Once the indexes are created, I’ll set hint bits and gather statistics, in the hope to get good execution plans and repeatable measurements:

VACUUM (ANALYZE) hashtest;

After that, I will perform 100000 index scans in a DO statement:

\timing on

DO
$$DECLARE
   i bigint;
   r text;
BEGIN
   FOR i IN 1..100000 LOOP
      SELECT * INTO r
      FROM hashtest
      -- for c3 and c4, we will use mkbig(i / 100)
      WHERE c1 = i / 100;
   END LOOP;
END;$$;

Benchmark results

The benchmark was run on my laptop with 8 Intel Core i7 CPU cores and an NVMe hard drive running Linux 6.6.6 and PostgreSQL 16.1 with the standard configuration. To get the net time of an index modification or an index scan, I subtracted the time of the INSERT when run without an index and divided the INSERT overhead and the index scan time by the number of iterations. All measurements were taken three times, and the median value was selected. (I am aware that that doesn’t make my results statistically sound, but I got bored.)

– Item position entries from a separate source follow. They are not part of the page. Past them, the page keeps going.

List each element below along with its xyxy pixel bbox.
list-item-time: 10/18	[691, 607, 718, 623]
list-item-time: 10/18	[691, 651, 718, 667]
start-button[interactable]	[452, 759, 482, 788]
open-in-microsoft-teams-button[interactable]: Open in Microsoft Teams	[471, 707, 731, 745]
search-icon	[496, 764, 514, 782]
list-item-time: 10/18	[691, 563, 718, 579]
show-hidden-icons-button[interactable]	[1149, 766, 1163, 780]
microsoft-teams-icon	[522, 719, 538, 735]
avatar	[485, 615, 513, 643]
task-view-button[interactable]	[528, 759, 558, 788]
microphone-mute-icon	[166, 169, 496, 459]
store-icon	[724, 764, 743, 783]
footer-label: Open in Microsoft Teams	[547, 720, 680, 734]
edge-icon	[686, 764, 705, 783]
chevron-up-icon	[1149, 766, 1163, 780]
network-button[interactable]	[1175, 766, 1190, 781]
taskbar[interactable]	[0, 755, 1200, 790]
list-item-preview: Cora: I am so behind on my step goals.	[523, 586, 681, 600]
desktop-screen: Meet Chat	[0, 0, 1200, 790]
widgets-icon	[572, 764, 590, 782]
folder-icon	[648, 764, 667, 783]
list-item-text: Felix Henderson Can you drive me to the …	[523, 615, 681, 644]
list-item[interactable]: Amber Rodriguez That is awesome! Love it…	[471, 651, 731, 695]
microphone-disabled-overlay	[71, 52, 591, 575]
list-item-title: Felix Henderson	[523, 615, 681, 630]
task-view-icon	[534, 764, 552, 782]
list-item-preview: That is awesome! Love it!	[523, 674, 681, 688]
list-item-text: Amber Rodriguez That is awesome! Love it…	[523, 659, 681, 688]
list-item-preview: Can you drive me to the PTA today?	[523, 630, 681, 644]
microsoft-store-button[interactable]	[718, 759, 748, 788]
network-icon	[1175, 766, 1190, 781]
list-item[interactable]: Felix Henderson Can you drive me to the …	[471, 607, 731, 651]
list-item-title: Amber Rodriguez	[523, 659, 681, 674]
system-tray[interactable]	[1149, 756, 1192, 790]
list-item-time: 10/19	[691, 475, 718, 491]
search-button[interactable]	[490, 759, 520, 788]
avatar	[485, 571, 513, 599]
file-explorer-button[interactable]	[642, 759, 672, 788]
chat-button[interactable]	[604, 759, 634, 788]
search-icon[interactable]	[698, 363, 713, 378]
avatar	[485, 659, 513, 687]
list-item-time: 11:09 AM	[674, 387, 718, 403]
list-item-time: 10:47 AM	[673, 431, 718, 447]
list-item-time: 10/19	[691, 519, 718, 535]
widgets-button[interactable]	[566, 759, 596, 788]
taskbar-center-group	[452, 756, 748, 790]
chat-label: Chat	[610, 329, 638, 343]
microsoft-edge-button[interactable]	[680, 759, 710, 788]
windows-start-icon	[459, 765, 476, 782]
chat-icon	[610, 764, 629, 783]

hash index vs. b-tree index performance
average index modification timeaverage index scan timeindex size
hash index on c1 (unique bigint)11.25 μs5.06 μs324 MB
b-tree index on c1 (unique bigint)1.31 μs5.46 μs214 MB
hash index on c2 (repeating bigint)3.85 μs564.95 μs444 MB
b-tree index on c2 (repeating bigint)0.93 μs10.32 μs63 MB
hash index on c3 (unique 640-character text)11.67 μs8.68 μs325 MB
b-tree index on c3 (unique 640-character text)54.63 μs15.61 μs964 MB
hash index on c4 (repeating 640-character text)4.69 μs572.44 μs444 MB
b-tree index on c4 (repeating 640-character text)13.06 μs532.55 μs71 MB

Discussion of the benchmark results

With the bigint columns, a hash index is much slower than a b-tree index when inserting data. With repeated values (c2), the hash index is also much slower when querying the table. Only the select performance for the unique bigint column can compete.

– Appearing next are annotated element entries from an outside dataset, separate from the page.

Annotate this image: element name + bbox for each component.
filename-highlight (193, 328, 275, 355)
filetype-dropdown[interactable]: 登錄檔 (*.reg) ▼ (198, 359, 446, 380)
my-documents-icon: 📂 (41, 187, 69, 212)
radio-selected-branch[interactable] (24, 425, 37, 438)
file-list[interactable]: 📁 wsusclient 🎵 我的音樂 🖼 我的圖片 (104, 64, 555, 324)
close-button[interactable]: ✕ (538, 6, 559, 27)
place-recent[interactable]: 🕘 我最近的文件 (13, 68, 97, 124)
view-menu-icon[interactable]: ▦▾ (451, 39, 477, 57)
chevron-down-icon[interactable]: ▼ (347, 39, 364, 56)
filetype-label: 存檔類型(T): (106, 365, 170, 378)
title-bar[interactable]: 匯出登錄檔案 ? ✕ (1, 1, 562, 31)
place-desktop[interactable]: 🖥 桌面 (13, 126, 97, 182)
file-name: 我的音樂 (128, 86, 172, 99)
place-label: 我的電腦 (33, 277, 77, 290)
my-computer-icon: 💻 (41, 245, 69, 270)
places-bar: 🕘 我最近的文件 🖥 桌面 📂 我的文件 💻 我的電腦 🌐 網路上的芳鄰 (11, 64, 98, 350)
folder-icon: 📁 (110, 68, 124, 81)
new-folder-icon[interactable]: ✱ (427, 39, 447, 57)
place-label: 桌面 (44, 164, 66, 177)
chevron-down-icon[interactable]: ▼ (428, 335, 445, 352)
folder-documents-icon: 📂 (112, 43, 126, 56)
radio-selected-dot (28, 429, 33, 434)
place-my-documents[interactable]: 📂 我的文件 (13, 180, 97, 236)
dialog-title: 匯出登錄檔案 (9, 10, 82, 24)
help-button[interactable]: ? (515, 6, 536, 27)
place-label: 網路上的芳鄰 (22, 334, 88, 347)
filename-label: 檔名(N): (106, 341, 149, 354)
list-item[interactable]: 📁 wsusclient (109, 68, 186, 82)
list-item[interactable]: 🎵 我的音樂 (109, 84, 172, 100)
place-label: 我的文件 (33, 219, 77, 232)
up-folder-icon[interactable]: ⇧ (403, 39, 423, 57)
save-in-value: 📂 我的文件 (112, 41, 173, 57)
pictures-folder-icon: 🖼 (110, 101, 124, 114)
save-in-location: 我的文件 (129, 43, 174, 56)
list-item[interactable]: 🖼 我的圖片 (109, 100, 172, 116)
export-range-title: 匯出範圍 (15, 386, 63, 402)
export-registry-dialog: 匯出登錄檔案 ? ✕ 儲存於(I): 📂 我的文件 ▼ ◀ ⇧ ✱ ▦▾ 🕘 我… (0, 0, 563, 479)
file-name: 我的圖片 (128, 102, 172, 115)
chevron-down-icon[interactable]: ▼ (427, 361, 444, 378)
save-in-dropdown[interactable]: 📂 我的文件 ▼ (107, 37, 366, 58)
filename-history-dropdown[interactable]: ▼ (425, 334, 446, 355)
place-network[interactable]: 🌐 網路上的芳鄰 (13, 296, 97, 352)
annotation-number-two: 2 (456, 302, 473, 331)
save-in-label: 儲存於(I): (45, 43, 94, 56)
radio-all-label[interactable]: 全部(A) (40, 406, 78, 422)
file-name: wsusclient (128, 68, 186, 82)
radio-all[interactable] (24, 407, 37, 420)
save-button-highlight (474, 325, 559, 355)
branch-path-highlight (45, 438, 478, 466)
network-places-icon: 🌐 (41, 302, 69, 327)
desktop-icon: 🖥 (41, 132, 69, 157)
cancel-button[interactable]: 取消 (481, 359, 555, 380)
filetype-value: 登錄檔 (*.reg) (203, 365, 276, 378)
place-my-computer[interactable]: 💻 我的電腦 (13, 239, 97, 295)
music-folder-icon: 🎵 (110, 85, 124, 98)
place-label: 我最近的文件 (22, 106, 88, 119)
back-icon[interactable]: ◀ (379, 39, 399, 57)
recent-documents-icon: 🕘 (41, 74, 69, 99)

When it comes to the long text column, hash indexes beat the pants off b-tree indexes, particularly during the insert. That can easily be explained by the fact that it is easier to index a 4-byte hash value than a 644-byte string (including the varlena header). The hash index performance of queries is also twice as good for unique strings. The reason is that with large index entries, each b-tree page can only fit a few index entries, and the index tree becomes very narrow and deep. PostgreSQL must traverse many intermediate b-tree pages to get to the leaf nodes. The reason why b-tree indexes can compete in the case where each entry has 10000 repetitions is twofold:

  • during a range scan, PostgreSQL can stay at the leaf page level and does not have to repeatedly traverse the deep b-tree
  • with repeated entries, PostgreSQL can benefit from index key deduplication, a feature introduced in v13 — that reduces the size of the index considerably and consequently speeds up scanning the index

Conclusion

If you got the impressions that hash indexes are better than b-tree indexes, don’t forget that I constructed an exotic test case that is specifically designed to work well with hash indexes. In common cases, b-tree indexes outperform hash indexes. This is not necessarily because hash indexes are fundamentally worse than b-tree indexes: if they had received as much love as b-tree indexes, things might look different. I see no reason why deduplication or bottom-up index tuple deletion (to name two recent b-tree index performance features) should not work for hash indexes as well.

At the current state of affairs, you can safely ignore hash indexes. If you ever get a crazy requirement like fast equality search for free-form long user comments, you might reconsider. Or you create a b-tree index on hashtext(comment) and search for that.